On commença par une vaste propagande révolutionnaire séparatiste (ukrainienne) dans les camps de prisonniers de guerre. Comme l’atteste Liebknecht, le gouvernement germanique non seulement favorisait cette propagande, mais en développait une toute pareille, lui-même. Dans ces desseins travaillaient le « Comité de la propagande révolutionnaire » fondé en 1915 à la Haye, « l’Union pour la libération de l’Ukraine » — en Autriche, l’ « Institut de Copenhague » (organisé par Parvous) et un grand nombre de journaux révolutionnaires à tendances défaitistes, d’une part édités entièrement aux frais de l’état-major allemand, d’autre part seulement subsidiés ; c’étaient : le « Social-Démocrate » (à Genève — journal de Lénine), « Naché Slovo » (Paris — journal de Trotsky), « Na Tchoujbiné » (Genève — avec le concours de Tchernov, Katz et d’autres), le « Messager Russe », la « Rodnaya Rietch », la « Semaine », etc.
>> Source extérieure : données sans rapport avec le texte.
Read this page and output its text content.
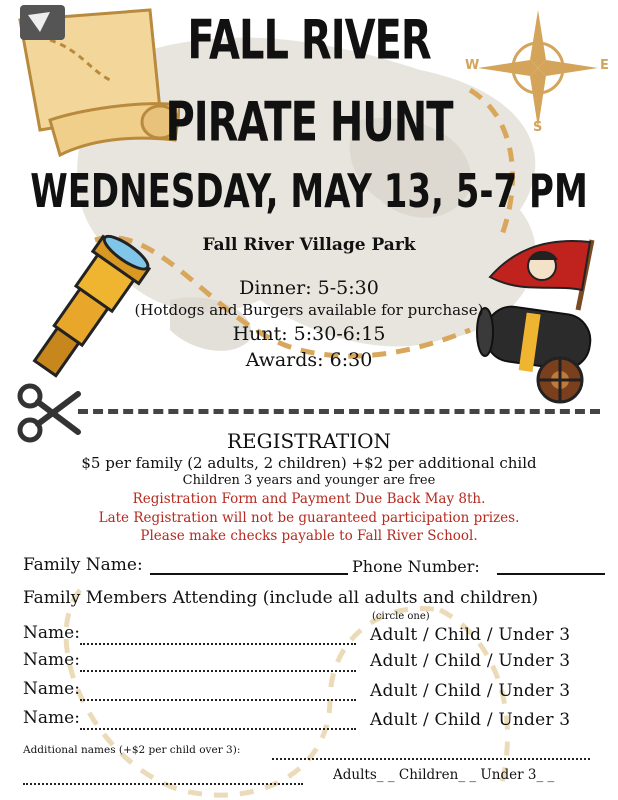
W	E
S
FALL RIVER
PIRATE HUNT
WEDNESDAY, MAY 13, 5-7 PM
Fall River Village Park
Dinner: 5-5:30
(Hotdogs and Burgers available for purchase)
Hunt: 5:30-6:15
Awards: 6:30
REGISTRATION
$5 per family (2 adults, 2 children) +$2 per additional child
Children 3 years and younger are free
Registration Form and Payment Due Back May 8th.
Late Registration will not be guaranteed participation prizes.
Please make checks payable to Fall River School.
Family Name:	Phone Number:
Family Members Attending (include all adults and children)
(circle one)
Name:	Adult / Child / Under 3
Name:	Adult / Child / Under 3
Name:	Adult / Child / Under 3
Name:	Adult / Child / Under 3
Additional names (+$2 per child over 3):
Adults_ _ Children_ _ Under 3_ _
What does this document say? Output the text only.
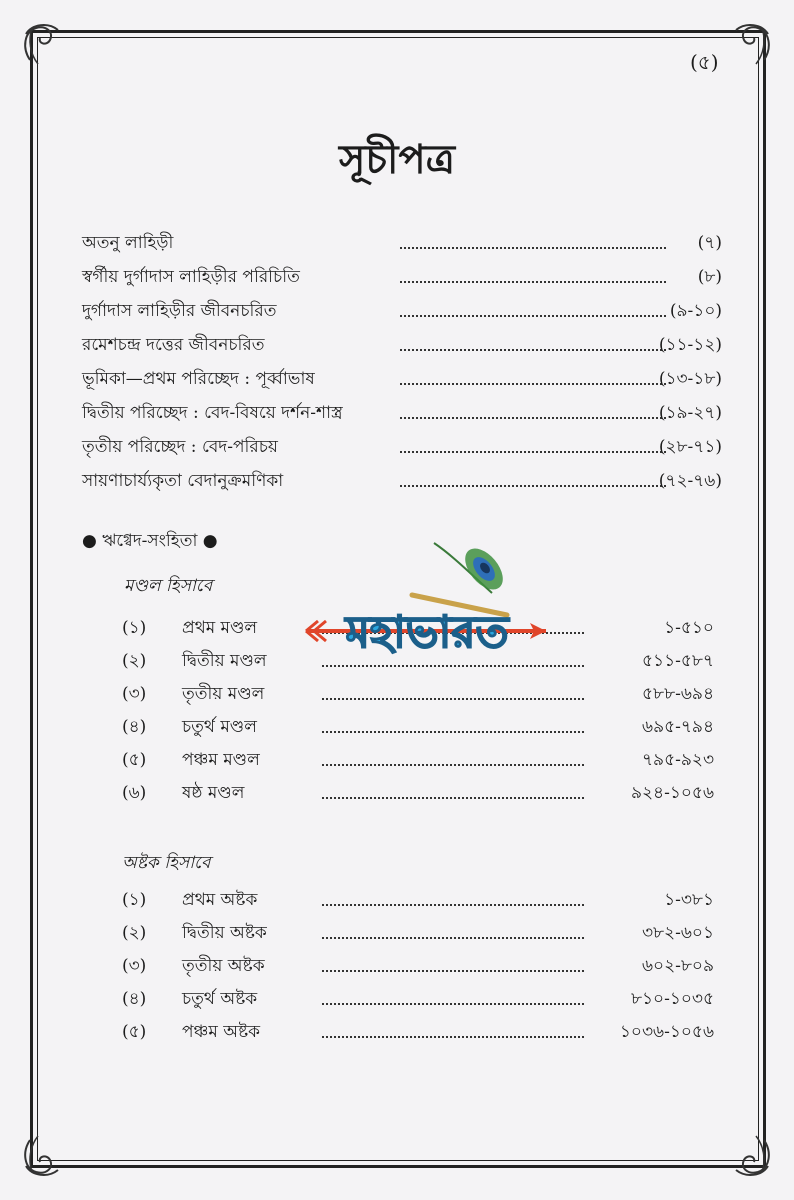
(৫)
সূচীপত্র
অতনু লাহিড়ী	(৭)
স্বর্গীয় দুর্গাদাস লাহিড়ীর পরিচিতি	(৮)
দুর্গাদাস লাহিড়ীর জীবনচরিত	(৯-১০)
রমেশচন্দ্র দত্তের জীবনচরিত	(১১-১২)
ভূমিকা—প্রথম পরিচ্ছেদ : পূর্ব্বাভাষ	(১৩-১৮)
দ্বিতীয় পরিচ্ছেদ : বেদ-বিষয়ে দর্শন-শাস্ত্র	(১৯-২৭)
তৃতীয় পরিচ্ছেদ : বেদ-পরিচয়	(২৮-৭১)
সায়ণাচার্য্যকৃতা বেদানুক্রমণিকা	(৭২-৭৬)
● ঋগ্বেদ-সংহিতা ●
মণ্ডল হিসাবে
(১) প্রথম মণ্ডল	১-৫১০
(২) দ্বিতীয় মণ্ডল	৫১১-৫৮৭
(৩) তৃতীয় মণ্ডল	৫৮৮-৬৯৪
(৪) চতুর্থ মণ্ডল	৬৯৫-৭৯৪
(৫) পঞ্চম মণ্ডল	৭৯৫-৯২৩
(৬) ষষ্ঠ মণ্ডল	৯২৪-১০৫৬
অষ্টক হিসাবে
(১) প্রথম অষ্টক	১-৩৮১
(২) দ্বিতীয় অষ্টক	৩৮২-৬০১
(৩) তৃতীয় অষ্টক	৬০২-৮০৯
(৪) চতুর্থ অষ্টক	৮১০-১০৩৫
(৫) পঞ্চম অষ্টক	১০৩৬-১০৫৬
মহাভারত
Le « Comité de Secours intellectuel aux prisonniers de guerre en Allemagne et en Autriche » (Genève) qui était en rapports avec les autorités officielles de Moscou et recevait de là ses subsides, tout en s’occupant de ce travail purement philanthropique, ne dédaignait pas, en même temps, de répandre la littérature défaitiste et révolutionnaire.

Pour définir le caractère de toutes ces publications il suffira de citer une ou deux phrases qui expriment la manière de voir de leurs inspirateurs. Lénine dans le « Social-Démocrate » écrivait : « le moindre des maux serait l’effondrement de la monarchie tsariste, le plus barbare et le plus réactionnaire de tous les gouvernements… » Tchernov, le futur ministre de l’agriculture, dans la « Mysl » déclarait n’avoir qu’une seule patrie — « l’Internationale… »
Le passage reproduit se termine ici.